From Publishers Weekly
Transcending both the usual boundaries of the genre and the standard flaws of first novels, Akst's comic debut begins as a thriller about a journalist who witnesses a mob killing, then slowly evolves into an exploration of identity as experienced by a delightful protagonist who will invite comparisons to John Kennedy Toole's Ignatius Reilly. Burt Bennett is the 300-pound journalistic force of nature who's been banished to the obituary desk at the New York Tribune because of his cantankerous response to being edited. En route to a typically gourmet meal, Burl stumbles into a gangland-style slaying. After a brief period of enduring mob threats?and suffering through a failed stab at romance with fellow Trib reporter Norma Ruifelen?Burl vanishes, heading west to Las Vegas and then to Utah, where he hopes to research his epic poem about the life of Mormon leader Joe Smith. Instead, he becomes the object of affection for a gay Salt Lake City laundromat owner with a fat fetish. Alarmed at his rapidly expanding girth, Burl undergoes stomach reduction surgery, then engages in a spirited affair with a female cultist. When that romance fails, he takes on a new identity and returns to New York, where he attends his own funeral and begins anew his affair with Norma, who remains unaware that her lover is, in fact, Burl. Los Angeles Times reporter Akst handles the labyrinthian plot twists deftly, employing a style that is at once literate and funny as he explores contemporary links among food, sex, identity and death. But the true star here is Burl, whose appetites, charm, intellect and Houdini-like ability to get himself in and out of tight situations will win readers' minds and hearts.

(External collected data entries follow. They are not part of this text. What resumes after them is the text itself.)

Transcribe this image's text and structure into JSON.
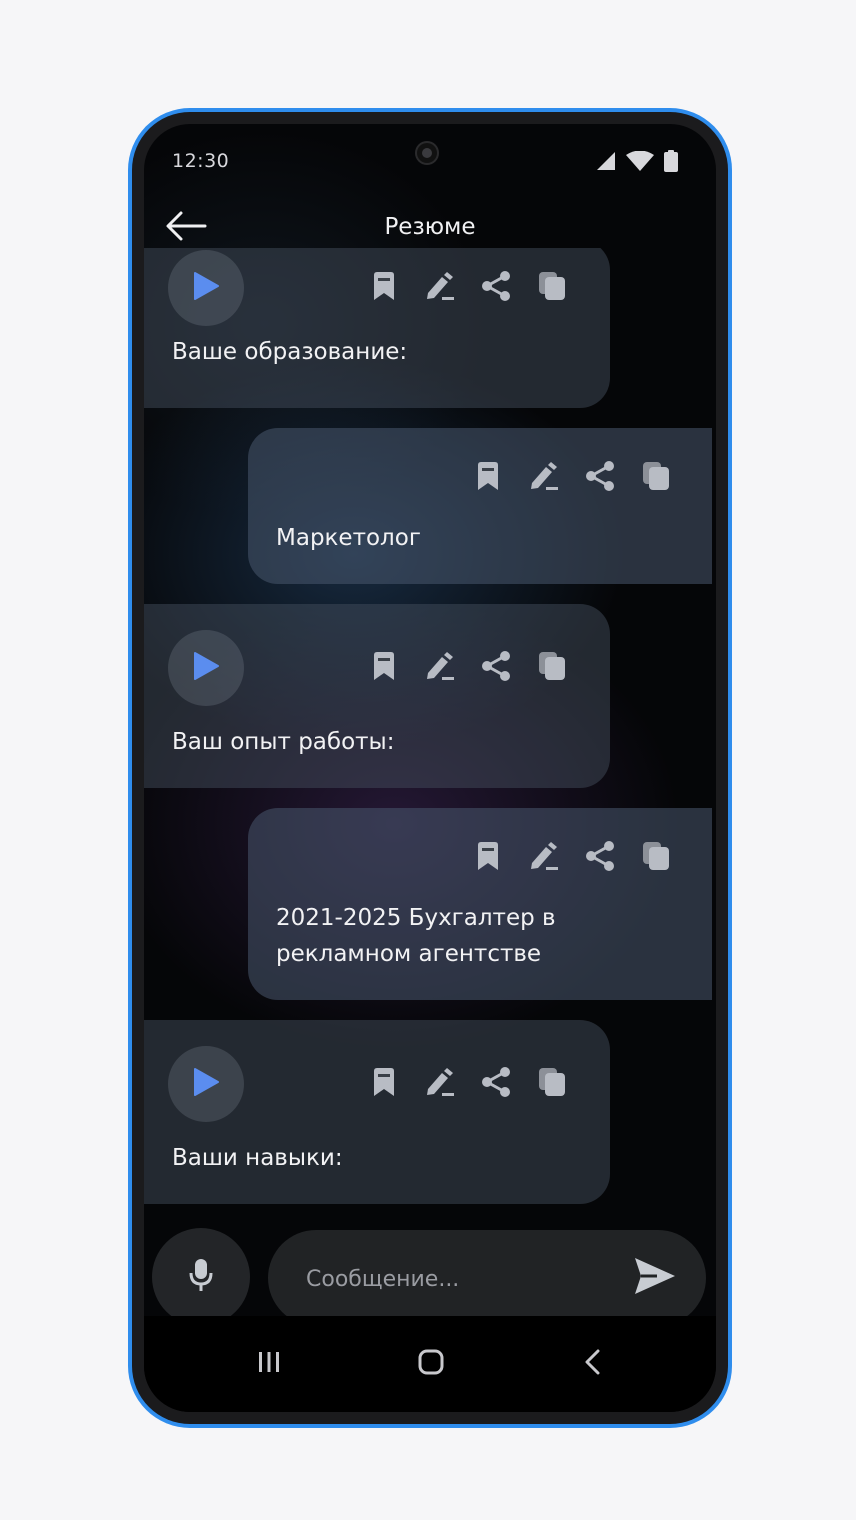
{
  "status_bar": {
    "time": "12:30",
    "icons": [
      "signal-icon",
      "wifi-icon",
      "battery-icon"
    ]
  },
  "header": {
    "title": "Резюме",
    "back_icon": "arrow-left-icon"
  },
  "messages": [
    {
      "role": "bot",
      "text": "Ваше образование:",
      "has_play": true
    },
    {
      "role": "user",
      "text": "Маркетолог",
      "has_play": false
    },
    {
      "role": "bot",
      "text": "Ваш опыт работы:",
      "has_play": true
    },
    {
      "role": "user",
      "text": "2021-2025 Бухгалтер в рекламном агентстве",
      "has_play": false
    },
    {
      "role": "bot",
      "text": "Ваши навыки:",
      "has_play": true
    }
  ],
  "message_actions": [
    "bookmark-icon",
    "edit-icon",
    "share-icon",
    "copy-icon"
  ],
  "composer": {
    "placeholder": "Сообщение...",
    "mic_icon": "microphone-icon",
    "send_icon": "send-icon"
  },
  "nav_bar": {
    "icons": [
      "recent-apps-icon",
      "home-icon",
      "back-icon"
    ]
  },
  "colors": {
    "accent": "#2f8ded",
    "play": "#5b8def",
    "icon_gray": "#b8bcc4"
  }
}
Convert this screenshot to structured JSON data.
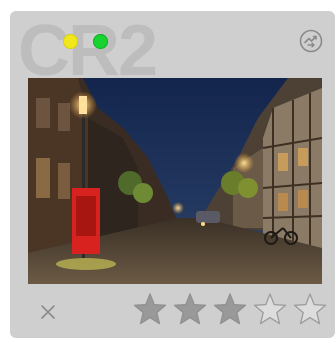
{
  "badge": {
    "text": "CR2"
  },
  "status": {
    "colors": {
      "yellow": "#f0e81c",
      "green": "#17d332"
    }
  },
  "toolbar": {
    "settings_icon": "swap-settings-icon",
    "reject_icon": "close-icon"
  },
  "photo": {
    "subject": "street-at-dusk"
  },
  "rating": {
    "value": 3,
    "max": 5,
    "filled_color": "#999999",
    "empty_color": "#dddddd"
  }
}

Copyright 1996 Reed Business Information, Inc.
From Library Journal
Burl Bennett is an overweight obituary writer for a New York paper who stumbles into the aftermath of a mob killing in the restaurant he co-owns with an uncle. Eventually, intimidated by threats against his life, Burl leaves New York and heads out West on a bizarre odyssey. He winds up in Salt Lake City, where his weight continues to increase, until he literally gets stuck in the door of his hotel room. Burl has various adventures as his girth expands and contracts along with his economic status, and he explores every nuance of his own identity and what it means to be fat in contemporary America. The story comes full circle when Burl, having assumed someone else's identity, returns to New York, where he finally faces the issue of who he really is. Akst (Wonder Boy: Barry Minkow?the Kid Who Swindeled Wall Street, Scribner, 1990. o.p.) offers an amusing story; he writes lovingly about food, but Burl is by turns an engaging and repulsive hero. It's hard to predict what kind of audience this quirky novel will attract. Recommended for large fiction collections.?Dean James, Houston Acad. of Medicine/Texas Med. Ctr. Lib.